Not at first. It was an execution method — specifically designed by Rome to be maximally painful, maximally public, and maximally humiliating. Crucifixion was reserved for the worst criminals, runaway slaves, and political dissidents. People who threatened the order. People who needed to be made into an example.
Jesus was crucified as a political prisoner.
The charge posted above his head — King of the Jews — was Rome's official reason for the execution. It was a mockery, yes. But it was also a statement: this is what happens to people who claim a kingdom that isn't Caesar's. This is what we do with movements that threaten the established order. We make them watch their leader die in public, slowly, in front of everyone who loved him. And then it's over.
Empires crucify. That's what they do. They use state power, legal systems, and public spectacle to eliminate threats to the existing arrangement. They dress it up in law and order. They find religious authorities to co-sign it. They get crowds to cheer.

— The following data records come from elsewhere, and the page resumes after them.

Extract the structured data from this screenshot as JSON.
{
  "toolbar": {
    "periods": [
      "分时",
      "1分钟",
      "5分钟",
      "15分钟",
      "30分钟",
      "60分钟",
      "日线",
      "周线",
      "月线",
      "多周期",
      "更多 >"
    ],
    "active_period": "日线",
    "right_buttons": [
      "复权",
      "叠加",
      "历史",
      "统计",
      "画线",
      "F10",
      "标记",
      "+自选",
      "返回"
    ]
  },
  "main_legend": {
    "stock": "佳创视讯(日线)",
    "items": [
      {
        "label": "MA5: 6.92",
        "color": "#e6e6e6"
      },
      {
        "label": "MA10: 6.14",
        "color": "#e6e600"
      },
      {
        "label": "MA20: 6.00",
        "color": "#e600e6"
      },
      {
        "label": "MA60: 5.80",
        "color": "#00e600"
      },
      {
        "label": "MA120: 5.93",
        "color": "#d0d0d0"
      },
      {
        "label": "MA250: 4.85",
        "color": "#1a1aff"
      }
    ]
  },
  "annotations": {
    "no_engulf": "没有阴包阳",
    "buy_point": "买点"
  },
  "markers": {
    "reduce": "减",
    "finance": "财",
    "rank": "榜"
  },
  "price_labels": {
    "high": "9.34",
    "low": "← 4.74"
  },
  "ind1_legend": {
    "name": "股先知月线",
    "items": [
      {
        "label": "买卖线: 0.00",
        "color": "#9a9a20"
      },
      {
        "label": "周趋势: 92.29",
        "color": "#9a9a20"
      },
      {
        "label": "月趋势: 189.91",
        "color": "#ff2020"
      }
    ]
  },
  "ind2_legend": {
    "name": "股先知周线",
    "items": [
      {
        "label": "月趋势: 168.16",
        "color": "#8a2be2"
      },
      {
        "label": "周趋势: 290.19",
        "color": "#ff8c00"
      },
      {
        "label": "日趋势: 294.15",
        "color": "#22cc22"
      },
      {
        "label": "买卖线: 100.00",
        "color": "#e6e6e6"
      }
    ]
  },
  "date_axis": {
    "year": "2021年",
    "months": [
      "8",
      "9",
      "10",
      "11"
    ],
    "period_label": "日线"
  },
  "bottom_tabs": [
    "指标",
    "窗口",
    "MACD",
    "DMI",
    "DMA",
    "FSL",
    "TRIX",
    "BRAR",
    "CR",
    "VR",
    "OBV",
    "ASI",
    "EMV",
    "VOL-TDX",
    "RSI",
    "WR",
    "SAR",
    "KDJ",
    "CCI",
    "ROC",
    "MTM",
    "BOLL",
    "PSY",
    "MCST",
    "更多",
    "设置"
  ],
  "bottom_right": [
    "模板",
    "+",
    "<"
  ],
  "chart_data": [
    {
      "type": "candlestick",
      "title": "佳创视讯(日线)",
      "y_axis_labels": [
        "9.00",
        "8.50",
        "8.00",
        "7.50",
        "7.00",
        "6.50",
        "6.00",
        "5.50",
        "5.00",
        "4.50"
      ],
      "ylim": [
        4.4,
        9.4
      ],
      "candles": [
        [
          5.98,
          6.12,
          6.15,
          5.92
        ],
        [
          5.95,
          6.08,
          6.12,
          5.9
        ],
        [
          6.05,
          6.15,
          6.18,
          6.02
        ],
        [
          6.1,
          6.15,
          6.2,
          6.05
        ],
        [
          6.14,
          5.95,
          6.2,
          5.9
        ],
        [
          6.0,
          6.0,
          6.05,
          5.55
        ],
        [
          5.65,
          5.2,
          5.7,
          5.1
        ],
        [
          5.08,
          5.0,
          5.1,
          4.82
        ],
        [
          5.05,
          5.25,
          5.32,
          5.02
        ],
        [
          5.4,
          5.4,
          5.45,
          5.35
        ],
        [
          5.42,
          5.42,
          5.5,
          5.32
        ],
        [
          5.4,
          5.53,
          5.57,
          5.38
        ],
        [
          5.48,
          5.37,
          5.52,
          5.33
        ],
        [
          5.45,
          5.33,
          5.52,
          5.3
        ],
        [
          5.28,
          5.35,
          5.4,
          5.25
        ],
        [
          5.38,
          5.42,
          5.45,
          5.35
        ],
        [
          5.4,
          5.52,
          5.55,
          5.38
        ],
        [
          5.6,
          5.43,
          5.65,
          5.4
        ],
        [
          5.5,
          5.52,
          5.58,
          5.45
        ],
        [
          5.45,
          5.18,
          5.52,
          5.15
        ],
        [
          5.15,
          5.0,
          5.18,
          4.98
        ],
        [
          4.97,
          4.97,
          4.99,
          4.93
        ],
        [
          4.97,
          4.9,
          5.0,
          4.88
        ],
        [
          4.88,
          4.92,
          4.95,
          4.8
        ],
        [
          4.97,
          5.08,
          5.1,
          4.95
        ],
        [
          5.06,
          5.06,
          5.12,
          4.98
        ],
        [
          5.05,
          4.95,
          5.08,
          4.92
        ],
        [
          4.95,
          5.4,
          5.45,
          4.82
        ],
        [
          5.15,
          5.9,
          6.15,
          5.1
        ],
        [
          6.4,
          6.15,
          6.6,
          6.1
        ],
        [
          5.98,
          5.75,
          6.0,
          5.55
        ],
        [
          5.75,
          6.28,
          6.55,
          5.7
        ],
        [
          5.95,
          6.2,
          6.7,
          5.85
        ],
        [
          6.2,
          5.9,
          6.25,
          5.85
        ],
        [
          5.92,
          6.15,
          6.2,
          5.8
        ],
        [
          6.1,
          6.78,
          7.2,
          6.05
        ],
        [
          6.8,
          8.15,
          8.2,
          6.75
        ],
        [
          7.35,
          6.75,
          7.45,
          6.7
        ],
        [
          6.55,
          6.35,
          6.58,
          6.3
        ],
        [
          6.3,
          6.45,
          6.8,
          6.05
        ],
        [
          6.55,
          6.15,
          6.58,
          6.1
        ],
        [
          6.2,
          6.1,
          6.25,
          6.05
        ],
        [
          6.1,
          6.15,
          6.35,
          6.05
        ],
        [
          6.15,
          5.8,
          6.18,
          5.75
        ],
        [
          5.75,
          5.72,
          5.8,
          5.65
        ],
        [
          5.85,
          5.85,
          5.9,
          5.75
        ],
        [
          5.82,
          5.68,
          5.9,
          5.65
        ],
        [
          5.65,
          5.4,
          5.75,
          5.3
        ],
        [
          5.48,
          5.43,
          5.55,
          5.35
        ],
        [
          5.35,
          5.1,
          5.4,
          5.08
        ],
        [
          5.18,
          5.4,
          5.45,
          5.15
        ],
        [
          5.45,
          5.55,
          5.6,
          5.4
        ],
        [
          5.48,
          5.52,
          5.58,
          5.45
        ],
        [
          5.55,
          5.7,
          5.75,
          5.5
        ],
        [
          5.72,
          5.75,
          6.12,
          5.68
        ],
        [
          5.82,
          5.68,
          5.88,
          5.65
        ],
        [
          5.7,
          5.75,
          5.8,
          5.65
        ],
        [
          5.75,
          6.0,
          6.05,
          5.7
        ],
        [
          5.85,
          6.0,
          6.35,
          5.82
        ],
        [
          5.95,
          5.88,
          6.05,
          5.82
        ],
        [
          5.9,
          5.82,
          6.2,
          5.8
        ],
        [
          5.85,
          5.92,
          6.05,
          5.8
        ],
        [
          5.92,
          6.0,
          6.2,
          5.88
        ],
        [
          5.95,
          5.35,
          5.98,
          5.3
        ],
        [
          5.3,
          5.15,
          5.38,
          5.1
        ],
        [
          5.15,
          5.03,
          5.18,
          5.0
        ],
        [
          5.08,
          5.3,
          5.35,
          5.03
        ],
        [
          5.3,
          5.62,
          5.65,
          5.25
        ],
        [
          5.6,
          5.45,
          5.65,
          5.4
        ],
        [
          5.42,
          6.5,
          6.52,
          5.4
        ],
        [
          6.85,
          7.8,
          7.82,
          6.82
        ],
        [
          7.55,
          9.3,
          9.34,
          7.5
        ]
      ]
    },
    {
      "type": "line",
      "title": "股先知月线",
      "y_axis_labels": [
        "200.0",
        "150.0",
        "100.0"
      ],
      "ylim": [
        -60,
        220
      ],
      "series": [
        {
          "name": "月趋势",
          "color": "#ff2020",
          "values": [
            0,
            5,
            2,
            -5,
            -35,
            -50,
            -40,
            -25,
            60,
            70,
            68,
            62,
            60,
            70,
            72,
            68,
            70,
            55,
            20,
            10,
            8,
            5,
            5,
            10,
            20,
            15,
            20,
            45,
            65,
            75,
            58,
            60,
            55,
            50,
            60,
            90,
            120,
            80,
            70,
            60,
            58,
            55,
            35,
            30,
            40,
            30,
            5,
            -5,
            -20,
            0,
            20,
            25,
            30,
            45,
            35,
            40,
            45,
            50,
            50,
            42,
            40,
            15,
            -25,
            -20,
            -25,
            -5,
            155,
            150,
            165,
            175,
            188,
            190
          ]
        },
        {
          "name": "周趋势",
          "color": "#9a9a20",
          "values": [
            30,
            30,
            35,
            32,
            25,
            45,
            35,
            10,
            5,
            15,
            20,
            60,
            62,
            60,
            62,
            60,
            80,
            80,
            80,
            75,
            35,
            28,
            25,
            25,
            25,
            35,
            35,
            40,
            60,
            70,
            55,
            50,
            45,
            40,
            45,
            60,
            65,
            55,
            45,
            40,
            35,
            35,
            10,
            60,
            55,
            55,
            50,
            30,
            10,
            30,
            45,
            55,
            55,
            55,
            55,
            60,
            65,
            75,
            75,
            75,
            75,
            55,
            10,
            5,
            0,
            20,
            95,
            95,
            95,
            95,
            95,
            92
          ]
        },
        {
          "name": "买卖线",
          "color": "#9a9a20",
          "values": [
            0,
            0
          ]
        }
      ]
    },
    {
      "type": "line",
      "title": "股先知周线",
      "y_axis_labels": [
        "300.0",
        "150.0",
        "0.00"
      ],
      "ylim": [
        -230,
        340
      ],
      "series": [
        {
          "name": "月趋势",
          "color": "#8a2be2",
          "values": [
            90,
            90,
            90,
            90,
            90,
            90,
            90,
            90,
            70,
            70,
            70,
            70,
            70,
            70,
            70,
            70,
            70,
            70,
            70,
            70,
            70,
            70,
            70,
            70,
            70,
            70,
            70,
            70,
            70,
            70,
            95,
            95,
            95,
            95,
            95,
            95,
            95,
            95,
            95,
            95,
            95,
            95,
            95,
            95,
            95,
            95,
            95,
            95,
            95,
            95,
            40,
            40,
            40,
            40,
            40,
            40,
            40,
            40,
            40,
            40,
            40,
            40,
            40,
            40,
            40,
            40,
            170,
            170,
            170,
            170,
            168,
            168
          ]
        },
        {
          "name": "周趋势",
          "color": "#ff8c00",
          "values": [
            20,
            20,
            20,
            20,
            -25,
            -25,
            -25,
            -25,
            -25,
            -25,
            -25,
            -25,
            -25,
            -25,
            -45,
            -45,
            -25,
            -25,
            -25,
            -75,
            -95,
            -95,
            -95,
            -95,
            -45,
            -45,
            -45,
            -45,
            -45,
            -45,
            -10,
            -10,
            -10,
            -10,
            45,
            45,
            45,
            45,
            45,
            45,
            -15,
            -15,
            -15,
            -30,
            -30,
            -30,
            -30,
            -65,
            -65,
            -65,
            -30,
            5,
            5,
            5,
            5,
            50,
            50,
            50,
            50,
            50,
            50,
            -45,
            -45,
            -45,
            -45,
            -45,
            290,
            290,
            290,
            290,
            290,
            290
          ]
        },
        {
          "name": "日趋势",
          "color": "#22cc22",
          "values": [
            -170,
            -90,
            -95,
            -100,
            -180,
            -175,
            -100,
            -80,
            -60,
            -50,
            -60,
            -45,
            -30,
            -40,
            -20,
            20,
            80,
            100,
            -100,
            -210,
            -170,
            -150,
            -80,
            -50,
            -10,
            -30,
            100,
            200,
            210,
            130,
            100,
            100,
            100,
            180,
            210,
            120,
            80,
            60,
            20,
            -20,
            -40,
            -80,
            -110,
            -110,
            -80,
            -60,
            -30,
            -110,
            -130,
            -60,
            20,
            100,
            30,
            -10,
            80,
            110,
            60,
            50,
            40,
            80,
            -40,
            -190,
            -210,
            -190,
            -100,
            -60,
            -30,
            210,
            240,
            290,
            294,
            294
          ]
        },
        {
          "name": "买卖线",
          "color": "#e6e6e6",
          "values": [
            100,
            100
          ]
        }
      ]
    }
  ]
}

This is not ancient history. The mechanism is the same. The coalitions are the same. The use of religious legitimacy to bless state violence is the same.
What Resist takes seriously is this: the cross is not just a symbol of personal salvation. It is a record of what happens when the kingdom of God collides with the kingdoms of this world, and the kingdoms of this world fight back. Jesus was not killed because of bad theology. He was killed because of what he was building — and who it threatened.
Good Friday is not the day to look away from that.
It is the day to name it clearly: empire kills. Systems built on domination, exclusion, and the concentration of power will use every tool available — legal, military, religious — to protect themselves from the thing Jesus was doing.
And he kept doing it anyway. All the way to the end.
That's not defeat. That's witness.
Reflection: Where do you see the logic of empire — power protecting itself through force and fear — operating in your own context today?